Sir Isaac Newton may be the deadliest son of a bitch in space, but if you hit LA with a train going lightspeed, Einstein will tell Newton to step aside and let the big boys play.

I was joking on Tumblr that two things I think the US should do are:
1. Revive the Superconducting Supercollider project (canceled in 1993)
2. Build a ton of high speed rail.

So why not combine the two? With a Superconducting Supercollider Train you could cut the travel time between New York & LA down from 6.5 hours to 13 milliseconds!

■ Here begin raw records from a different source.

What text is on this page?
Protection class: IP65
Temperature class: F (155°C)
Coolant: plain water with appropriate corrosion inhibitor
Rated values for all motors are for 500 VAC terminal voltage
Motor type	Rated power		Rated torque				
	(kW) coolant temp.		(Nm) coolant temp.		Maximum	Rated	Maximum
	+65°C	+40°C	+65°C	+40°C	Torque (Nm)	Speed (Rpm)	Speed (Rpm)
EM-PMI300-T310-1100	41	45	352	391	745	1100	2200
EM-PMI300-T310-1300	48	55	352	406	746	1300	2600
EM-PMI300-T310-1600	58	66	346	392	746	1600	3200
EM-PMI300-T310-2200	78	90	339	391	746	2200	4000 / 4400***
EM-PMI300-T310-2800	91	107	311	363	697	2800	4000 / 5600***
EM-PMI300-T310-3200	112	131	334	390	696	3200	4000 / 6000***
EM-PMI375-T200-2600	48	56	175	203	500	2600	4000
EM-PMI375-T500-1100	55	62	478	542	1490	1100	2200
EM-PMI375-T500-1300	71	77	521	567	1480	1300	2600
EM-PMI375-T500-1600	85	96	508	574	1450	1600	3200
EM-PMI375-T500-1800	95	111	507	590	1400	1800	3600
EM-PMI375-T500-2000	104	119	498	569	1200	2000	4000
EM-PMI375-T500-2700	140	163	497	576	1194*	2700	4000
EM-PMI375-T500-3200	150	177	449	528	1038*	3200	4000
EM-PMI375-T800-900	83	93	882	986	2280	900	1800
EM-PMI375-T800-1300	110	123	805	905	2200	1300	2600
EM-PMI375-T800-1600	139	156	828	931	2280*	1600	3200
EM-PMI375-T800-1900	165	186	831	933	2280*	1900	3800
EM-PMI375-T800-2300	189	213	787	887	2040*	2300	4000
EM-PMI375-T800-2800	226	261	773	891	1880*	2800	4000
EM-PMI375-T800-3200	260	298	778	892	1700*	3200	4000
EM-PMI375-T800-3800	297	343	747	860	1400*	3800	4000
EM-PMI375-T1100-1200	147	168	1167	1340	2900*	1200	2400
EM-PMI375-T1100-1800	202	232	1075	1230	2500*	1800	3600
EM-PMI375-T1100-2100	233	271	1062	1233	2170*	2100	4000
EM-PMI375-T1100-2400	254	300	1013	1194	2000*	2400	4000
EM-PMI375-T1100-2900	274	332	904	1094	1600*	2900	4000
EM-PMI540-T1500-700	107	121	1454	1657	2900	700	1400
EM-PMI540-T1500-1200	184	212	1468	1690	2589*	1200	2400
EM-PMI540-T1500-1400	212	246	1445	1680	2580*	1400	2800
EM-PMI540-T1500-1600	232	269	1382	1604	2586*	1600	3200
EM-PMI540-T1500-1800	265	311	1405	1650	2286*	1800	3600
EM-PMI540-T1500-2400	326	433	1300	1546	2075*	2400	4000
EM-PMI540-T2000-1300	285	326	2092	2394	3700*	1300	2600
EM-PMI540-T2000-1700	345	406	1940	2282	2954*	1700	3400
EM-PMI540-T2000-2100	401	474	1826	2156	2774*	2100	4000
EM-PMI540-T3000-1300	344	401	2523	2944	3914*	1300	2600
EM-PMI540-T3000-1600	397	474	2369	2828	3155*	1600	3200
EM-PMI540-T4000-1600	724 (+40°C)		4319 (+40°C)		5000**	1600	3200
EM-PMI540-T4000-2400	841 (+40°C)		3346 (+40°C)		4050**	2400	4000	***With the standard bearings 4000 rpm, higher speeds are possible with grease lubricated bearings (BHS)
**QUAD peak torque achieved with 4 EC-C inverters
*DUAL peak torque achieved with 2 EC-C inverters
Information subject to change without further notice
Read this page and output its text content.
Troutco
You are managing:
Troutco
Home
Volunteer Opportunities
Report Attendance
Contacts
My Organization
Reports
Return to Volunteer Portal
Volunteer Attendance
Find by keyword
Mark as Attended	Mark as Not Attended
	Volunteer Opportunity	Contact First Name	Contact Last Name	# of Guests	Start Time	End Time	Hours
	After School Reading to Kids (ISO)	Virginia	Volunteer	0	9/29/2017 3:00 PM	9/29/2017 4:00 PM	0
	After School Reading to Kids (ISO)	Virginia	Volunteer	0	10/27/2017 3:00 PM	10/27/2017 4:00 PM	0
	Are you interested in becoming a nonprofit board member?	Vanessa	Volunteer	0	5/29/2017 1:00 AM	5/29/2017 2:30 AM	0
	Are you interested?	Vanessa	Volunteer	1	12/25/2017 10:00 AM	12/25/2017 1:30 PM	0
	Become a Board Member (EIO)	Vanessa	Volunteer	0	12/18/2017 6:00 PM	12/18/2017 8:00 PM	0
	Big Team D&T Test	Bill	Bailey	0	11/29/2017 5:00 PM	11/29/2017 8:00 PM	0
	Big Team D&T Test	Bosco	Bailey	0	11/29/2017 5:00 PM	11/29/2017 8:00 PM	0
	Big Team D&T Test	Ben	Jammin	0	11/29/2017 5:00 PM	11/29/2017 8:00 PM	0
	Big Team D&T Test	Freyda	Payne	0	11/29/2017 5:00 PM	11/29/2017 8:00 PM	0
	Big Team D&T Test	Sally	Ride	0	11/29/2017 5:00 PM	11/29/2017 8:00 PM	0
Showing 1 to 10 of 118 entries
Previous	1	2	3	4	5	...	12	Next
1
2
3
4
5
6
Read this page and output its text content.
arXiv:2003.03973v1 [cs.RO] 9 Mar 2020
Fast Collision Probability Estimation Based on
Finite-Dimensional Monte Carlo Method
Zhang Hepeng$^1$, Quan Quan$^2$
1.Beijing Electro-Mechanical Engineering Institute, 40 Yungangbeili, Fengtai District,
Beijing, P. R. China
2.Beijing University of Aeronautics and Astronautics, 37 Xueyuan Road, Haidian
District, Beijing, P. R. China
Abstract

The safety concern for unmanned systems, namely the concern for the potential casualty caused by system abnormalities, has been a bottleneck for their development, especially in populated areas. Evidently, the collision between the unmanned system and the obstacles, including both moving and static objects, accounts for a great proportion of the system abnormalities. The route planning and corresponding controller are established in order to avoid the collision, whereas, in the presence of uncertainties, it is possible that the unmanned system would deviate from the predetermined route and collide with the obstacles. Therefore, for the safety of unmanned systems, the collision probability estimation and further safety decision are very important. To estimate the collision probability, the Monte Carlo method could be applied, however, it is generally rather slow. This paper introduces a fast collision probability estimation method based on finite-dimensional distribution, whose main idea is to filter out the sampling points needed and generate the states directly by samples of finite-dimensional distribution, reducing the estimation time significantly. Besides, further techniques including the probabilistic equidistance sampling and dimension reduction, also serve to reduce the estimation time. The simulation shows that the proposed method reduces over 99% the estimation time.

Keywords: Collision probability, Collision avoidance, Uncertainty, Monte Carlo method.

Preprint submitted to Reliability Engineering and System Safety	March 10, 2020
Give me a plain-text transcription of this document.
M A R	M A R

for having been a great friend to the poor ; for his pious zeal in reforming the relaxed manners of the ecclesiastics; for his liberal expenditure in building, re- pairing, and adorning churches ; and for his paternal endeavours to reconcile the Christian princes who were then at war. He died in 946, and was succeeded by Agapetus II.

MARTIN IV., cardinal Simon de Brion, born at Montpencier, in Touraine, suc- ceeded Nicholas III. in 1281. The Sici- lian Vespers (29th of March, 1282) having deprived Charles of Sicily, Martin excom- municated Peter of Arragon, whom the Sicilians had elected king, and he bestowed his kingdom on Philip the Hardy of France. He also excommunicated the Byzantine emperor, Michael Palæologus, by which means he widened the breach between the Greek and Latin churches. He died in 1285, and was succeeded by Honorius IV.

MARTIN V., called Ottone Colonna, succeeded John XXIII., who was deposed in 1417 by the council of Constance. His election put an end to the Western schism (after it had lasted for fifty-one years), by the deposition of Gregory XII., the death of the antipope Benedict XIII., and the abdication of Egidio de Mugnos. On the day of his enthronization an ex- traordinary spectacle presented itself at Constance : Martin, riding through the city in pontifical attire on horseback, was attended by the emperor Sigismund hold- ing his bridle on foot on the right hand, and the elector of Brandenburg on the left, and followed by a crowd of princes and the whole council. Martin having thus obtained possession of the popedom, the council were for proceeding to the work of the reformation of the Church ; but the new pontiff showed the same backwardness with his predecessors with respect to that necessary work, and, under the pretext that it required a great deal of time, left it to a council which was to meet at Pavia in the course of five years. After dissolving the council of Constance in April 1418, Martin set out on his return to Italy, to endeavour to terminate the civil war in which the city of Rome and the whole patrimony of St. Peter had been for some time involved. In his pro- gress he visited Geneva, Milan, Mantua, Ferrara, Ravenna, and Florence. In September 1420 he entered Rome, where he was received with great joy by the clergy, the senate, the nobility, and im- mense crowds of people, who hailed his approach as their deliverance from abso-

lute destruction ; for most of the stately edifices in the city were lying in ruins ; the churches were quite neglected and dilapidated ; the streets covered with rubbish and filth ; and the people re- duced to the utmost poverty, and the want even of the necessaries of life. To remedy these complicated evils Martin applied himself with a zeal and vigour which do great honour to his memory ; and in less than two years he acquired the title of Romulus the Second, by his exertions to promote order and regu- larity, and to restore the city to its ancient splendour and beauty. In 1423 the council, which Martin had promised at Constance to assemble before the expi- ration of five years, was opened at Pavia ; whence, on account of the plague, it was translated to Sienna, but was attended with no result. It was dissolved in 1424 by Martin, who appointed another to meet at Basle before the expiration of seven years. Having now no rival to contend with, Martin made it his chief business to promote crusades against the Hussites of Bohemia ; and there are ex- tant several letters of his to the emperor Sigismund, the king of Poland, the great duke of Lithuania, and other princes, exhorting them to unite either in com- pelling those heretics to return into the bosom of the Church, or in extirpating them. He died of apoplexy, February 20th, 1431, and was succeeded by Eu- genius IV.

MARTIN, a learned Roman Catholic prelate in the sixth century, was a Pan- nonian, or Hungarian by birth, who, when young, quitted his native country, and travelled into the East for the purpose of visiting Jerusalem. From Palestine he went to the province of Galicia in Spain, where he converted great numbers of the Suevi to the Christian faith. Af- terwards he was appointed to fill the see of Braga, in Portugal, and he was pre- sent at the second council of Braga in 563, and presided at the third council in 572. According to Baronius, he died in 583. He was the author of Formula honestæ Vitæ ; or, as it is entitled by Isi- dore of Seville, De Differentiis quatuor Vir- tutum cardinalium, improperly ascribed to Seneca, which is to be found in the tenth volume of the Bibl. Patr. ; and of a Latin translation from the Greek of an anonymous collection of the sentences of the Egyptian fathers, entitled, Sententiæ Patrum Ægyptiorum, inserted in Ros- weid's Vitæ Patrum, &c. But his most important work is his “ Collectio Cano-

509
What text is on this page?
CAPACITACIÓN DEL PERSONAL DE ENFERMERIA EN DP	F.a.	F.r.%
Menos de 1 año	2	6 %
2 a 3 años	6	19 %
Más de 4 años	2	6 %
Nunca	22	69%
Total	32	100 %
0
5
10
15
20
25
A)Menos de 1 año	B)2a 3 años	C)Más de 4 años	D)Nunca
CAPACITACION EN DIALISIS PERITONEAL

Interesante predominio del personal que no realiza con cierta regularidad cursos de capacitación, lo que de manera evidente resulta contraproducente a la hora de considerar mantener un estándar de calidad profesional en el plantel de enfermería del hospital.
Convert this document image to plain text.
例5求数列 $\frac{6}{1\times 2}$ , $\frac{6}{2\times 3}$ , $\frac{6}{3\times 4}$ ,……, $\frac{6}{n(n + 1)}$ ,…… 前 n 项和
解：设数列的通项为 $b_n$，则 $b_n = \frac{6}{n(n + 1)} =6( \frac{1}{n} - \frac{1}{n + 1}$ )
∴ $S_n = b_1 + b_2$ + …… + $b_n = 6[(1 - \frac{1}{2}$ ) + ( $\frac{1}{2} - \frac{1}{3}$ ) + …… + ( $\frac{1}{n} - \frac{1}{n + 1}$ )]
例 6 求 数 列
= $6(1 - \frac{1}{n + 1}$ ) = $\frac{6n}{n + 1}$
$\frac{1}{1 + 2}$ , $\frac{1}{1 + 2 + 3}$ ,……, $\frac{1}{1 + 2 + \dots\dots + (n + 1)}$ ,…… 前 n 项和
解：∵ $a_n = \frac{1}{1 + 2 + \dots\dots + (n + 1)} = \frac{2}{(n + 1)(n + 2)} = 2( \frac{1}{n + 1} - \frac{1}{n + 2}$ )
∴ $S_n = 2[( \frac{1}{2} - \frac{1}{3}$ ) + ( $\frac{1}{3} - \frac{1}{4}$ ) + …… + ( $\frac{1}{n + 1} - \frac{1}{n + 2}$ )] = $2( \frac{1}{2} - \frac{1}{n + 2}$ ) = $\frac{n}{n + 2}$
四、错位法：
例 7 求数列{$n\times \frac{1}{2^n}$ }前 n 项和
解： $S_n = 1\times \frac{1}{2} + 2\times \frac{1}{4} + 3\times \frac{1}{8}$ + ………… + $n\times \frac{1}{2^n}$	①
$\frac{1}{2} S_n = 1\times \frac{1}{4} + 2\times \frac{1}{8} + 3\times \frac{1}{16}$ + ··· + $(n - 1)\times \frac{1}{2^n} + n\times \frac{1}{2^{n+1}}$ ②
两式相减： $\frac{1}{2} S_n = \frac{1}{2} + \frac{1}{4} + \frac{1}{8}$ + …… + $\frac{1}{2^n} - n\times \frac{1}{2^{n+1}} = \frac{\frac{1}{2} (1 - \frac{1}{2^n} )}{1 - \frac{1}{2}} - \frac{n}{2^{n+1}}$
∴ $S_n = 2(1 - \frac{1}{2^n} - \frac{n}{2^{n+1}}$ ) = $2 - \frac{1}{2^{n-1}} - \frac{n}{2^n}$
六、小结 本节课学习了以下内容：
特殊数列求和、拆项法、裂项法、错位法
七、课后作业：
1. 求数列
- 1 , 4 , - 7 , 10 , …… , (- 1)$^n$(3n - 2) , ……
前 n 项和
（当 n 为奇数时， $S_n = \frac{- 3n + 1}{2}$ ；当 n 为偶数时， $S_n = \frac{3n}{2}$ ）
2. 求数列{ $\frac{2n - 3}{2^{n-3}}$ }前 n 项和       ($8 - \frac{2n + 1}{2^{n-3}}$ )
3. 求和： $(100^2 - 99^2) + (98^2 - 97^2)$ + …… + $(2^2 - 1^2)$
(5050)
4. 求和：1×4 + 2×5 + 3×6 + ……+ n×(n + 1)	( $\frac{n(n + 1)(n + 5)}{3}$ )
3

with the minor downside that if the brakes fail you'll hit LA with more kinetic energy than a supernova, instantly destroying the earth, then the rest of the solar system and any inhabitable worlds within 53 parsecs.

This, by the way (looking up some formulas on Atomic Rockets and a few google searches on the mass of trains and speed of the Large Hadron Collider) is more math than was done on the Hyperloop at any point

multiple people have pointed out that even if the breaks work, they'd have to dissipate 10^46 joules of kinetic energy, which is a LOT of heat to dump into the area.

@foone good news! you won't need brakes, because the hypersonic bow shock in front of the train that is carrying on nuclear fusion of air molecules will definitely slow the train all on its own

Dana Fried

@foone

(it will also destroy the train almost instantly, but the net momentum of the debris will definitely decrease over time)

@tess yeah it'd very quickly stop being a "train" and become an "expanding plasma cloud"

@foone @tess I've already bought tickets for the first NY-LA trip on this train, but you make it sound dangerous.

@tsturm @foone @tess I mean, I don’t think being on the train is any more dangerous than being anywhere else on the planet.

@tess @foone How much time are we talking about here?

Because I have a feeling that for the first 53 parsecs (172 years) worth of it the momentum of debris is rather well conserved.